1. Quem quer que tu sejas, que colocas na boca do insipiente essas argumentações, sustentas que, se há na inteligência um ser do qual não é possível pensar nada maior, ele não existe ali de maneira que obrigue a admitir a sua realidade, e que, quando afirmo que é necessário que uma coisa exista verdadeiramente desde que concebida pelo pensamento como superior a tudo, esta demonstração – dizes – não é legítima, como não seria igualmente legítimo se se concluísse que aquela Ilha Perdida existe de verdade só porque quem ouve a sua descrição tem a idéia dela na mente.

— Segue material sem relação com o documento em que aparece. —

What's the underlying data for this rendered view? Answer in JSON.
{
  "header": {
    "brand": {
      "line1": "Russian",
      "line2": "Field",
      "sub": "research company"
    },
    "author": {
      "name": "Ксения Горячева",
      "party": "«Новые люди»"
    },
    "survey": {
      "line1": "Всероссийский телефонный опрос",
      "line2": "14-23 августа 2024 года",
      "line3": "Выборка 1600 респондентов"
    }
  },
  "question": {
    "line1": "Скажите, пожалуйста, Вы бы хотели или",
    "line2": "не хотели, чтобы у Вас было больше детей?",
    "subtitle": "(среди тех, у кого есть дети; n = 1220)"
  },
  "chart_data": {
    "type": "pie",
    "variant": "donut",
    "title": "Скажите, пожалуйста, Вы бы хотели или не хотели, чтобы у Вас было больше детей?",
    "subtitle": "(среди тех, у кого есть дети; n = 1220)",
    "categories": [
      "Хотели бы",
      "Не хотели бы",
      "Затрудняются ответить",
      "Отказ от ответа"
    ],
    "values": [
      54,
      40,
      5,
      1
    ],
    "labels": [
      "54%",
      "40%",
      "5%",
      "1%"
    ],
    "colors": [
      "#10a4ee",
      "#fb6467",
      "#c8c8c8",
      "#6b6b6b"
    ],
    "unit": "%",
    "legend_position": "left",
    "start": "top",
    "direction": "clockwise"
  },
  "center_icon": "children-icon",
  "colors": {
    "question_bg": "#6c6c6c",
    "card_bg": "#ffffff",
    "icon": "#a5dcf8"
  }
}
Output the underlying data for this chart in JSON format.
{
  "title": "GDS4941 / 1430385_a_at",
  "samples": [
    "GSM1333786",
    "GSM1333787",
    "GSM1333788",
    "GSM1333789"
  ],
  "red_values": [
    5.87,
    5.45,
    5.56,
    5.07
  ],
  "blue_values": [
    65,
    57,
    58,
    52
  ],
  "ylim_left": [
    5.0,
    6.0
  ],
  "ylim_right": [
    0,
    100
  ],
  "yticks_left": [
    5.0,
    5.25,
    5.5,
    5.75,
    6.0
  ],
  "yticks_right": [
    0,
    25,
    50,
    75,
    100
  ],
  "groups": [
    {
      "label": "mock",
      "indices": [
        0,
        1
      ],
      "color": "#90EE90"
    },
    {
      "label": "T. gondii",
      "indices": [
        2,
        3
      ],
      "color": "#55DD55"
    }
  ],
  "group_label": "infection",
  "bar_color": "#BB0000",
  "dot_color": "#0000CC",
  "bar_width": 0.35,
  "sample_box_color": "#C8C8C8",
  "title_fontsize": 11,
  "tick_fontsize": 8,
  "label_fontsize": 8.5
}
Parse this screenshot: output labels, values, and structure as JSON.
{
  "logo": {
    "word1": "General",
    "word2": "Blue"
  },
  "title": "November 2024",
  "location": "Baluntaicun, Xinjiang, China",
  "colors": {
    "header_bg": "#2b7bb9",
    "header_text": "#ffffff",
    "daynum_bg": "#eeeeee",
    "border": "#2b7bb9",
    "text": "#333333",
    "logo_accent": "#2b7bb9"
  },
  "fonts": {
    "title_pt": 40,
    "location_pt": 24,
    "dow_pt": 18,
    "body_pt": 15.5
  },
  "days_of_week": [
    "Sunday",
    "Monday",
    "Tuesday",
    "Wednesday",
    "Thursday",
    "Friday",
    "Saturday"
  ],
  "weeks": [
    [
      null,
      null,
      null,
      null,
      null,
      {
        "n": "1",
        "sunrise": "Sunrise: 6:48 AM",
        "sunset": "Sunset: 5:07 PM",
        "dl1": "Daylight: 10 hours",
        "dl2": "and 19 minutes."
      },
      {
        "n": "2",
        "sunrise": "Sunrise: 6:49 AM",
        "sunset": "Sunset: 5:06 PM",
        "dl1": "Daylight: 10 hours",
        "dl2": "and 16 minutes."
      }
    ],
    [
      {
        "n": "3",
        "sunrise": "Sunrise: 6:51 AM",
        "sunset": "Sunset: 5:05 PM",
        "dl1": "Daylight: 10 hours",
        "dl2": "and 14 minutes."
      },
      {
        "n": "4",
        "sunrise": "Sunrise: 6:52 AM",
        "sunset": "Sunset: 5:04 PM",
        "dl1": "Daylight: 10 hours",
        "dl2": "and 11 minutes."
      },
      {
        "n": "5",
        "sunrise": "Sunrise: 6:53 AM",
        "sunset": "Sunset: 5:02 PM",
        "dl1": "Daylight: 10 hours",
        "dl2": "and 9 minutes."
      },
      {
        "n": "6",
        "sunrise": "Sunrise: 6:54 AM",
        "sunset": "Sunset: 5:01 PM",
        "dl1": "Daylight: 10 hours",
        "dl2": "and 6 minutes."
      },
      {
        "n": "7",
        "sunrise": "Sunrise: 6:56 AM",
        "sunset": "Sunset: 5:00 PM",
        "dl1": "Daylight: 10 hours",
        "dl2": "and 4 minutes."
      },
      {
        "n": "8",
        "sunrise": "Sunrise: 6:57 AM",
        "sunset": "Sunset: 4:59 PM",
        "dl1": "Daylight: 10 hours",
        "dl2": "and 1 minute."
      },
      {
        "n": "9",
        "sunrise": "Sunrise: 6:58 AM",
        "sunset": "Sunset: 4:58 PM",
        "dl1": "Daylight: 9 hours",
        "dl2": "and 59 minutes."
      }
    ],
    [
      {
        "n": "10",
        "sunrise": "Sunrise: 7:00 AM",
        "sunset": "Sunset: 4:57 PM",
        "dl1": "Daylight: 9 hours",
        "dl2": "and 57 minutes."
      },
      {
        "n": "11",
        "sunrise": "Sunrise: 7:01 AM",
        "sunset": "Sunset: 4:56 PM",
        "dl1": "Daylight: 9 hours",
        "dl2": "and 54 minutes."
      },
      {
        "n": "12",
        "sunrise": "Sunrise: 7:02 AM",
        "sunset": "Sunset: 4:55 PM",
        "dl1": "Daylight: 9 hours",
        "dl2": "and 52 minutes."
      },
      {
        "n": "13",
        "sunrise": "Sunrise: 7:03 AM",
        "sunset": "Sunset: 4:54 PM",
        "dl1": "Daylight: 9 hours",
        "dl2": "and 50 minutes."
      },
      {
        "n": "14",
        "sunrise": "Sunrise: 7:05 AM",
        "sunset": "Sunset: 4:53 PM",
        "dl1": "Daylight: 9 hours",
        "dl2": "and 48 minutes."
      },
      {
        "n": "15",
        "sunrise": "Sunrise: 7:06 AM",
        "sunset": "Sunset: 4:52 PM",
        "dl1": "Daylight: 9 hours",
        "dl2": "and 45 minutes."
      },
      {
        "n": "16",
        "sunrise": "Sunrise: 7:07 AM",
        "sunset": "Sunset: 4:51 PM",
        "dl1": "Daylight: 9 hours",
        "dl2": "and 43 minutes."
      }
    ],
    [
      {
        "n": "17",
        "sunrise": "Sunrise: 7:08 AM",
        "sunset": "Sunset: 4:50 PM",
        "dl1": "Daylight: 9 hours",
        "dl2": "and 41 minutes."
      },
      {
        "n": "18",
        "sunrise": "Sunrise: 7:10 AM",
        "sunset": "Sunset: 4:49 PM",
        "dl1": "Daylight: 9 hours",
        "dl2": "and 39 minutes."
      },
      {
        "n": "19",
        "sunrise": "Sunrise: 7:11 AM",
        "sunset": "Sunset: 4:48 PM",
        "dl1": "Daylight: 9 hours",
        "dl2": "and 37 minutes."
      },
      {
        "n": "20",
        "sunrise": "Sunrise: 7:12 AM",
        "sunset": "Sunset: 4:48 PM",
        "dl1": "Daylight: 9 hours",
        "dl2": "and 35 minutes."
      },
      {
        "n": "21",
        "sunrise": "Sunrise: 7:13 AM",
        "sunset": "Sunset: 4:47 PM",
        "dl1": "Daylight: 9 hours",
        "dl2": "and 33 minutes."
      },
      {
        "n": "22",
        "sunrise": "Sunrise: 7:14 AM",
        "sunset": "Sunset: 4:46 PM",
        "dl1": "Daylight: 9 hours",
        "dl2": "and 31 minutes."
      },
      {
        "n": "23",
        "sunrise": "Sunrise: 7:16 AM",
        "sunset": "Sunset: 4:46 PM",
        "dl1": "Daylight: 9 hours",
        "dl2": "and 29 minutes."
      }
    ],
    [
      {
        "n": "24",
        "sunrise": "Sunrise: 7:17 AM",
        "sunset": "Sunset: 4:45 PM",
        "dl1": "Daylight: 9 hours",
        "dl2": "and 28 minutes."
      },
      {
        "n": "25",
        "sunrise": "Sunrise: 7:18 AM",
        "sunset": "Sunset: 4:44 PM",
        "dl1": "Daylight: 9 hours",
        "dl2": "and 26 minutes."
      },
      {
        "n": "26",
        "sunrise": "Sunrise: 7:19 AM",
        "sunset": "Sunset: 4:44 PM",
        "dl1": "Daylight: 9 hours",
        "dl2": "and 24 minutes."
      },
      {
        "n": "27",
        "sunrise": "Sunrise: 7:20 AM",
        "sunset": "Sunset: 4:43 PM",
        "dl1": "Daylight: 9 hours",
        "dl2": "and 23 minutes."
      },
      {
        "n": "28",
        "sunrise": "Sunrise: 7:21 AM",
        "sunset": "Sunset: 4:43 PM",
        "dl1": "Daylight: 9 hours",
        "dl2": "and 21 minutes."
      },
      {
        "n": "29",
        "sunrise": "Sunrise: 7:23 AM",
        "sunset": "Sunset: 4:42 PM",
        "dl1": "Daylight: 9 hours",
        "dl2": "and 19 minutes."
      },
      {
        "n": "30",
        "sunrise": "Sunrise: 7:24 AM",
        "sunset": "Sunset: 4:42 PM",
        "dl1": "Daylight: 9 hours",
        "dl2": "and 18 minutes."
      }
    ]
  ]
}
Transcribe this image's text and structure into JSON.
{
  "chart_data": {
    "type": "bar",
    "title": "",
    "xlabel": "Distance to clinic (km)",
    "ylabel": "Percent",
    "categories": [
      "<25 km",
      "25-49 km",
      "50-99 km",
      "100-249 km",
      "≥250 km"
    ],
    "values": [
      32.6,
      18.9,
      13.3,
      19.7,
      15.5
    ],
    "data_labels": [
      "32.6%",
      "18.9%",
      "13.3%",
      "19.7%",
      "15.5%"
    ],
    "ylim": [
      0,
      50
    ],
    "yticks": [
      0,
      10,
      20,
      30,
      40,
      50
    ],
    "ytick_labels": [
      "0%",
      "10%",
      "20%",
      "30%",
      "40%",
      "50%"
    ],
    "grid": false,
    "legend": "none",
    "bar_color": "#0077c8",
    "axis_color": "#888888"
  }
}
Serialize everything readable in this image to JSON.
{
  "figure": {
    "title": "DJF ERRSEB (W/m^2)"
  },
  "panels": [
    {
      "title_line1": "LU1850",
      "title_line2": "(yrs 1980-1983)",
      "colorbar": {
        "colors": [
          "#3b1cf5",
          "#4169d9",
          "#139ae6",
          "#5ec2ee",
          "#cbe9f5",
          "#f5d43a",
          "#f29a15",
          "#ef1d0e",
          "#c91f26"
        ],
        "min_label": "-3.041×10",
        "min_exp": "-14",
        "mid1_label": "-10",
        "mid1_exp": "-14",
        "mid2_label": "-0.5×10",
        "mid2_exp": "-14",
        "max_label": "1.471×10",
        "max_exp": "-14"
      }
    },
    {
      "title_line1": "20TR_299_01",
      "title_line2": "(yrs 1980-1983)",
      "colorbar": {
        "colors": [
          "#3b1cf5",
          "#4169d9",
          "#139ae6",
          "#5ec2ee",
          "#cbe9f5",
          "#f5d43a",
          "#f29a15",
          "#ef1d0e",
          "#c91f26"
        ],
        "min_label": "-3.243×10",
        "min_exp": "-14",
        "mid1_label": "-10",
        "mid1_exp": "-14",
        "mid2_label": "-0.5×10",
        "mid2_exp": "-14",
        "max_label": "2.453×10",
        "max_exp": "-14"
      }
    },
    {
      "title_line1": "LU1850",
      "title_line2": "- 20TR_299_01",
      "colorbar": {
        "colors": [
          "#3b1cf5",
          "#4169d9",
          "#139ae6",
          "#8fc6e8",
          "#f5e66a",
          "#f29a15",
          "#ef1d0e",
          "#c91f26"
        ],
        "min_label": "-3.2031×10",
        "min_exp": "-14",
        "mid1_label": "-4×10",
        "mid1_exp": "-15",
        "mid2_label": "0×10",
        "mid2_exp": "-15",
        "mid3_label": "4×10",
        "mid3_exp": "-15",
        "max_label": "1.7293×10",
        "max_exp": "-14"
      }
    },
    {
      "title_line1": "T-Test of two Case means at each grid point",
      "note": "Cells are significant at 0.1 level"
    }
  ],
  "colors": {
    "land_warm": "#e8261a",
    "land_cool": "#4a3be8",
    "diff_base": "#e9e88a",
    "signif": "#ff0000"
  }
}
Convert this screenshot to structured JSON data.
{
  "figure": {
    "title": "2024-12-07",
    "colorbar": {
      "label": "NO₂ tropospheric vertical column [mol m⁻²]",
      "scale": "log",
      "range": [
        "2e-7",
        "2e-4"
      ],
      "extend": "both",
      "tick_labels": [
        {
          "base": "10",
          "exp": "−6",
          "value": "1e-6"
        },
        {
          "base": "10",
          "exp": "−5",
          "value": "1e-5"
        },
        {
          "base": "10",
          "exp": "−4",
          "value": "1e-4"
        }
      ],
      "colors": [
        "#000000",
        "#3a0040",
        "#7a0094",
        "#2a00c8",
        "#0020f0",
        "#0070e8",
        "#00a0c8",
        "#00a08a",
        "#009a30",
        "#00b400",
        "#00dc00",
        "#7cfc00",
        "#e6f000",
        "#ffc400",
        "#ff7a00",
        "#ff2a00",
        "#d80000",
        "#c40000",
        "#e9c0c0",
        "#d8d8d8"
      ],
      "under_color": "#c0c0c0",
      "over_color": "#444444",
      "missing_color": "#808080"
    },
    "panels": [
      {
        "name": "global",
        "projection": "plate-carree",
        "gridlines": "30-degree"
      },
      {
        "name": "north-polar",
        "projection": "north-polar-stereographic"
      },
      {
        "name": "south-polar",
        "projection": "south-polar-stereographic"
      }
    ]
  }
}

Ora, eu respondo: se “o ser do qual não se pode pensar nada maior” não é compreendido pela inteligência ou concebido pelo pensamento, e não existe nem na inteligência nem no pensamento, então Deus não é o ser do qual não é possível pensar nada maior, ou não pensá-lo e, portanto, não existe nem na inteligência nem no pensamento. Para demonstrar quanto isso seja falso, uso como argumento, que não admite réplicas, a tua fé e a tua consciência. Portanto, verdadeiramente é possível compreender e pensar e ter na inteligência e no pensamento, “o ser do qual não se pode pensar nada maior”. Por isso, ou os argumentos com que tu te esforças em provar o contrário não são verdadeiros, ou as conclusões a que acreditas chegar são falsas.”

Acredito ser um erro atribuir a Santo Anselmo o apelo ao “argumento de autoridade” ou algo semelhante na passagem rubricada. Na verdade, ele simplesmente cobra de Gaunilo que raciocine como católico e não como insensato.

Gaunilo acusa Santo Anselmo de passar indevidamente das ideias às coisas, como se a simples existência de uma ideia na mente fosse suficiente para conferir necessidade à existência dessa ideia como coisa no mundo real. Isso faria de Santo Anselmo um idealista ingênuo ou grosseiro. Por outro lado, é possível perceber na argumentação de Gaunilo sementes de nominalismo – ou, ao menos, um mal disfarçado anti-essencialismo.

Por aí percebemos que a dita “questão dos universais” atravessa o pensamento ocidental desde sempre, e desde sempre opondo ceticismo e fé em torno do valor do conhecimento.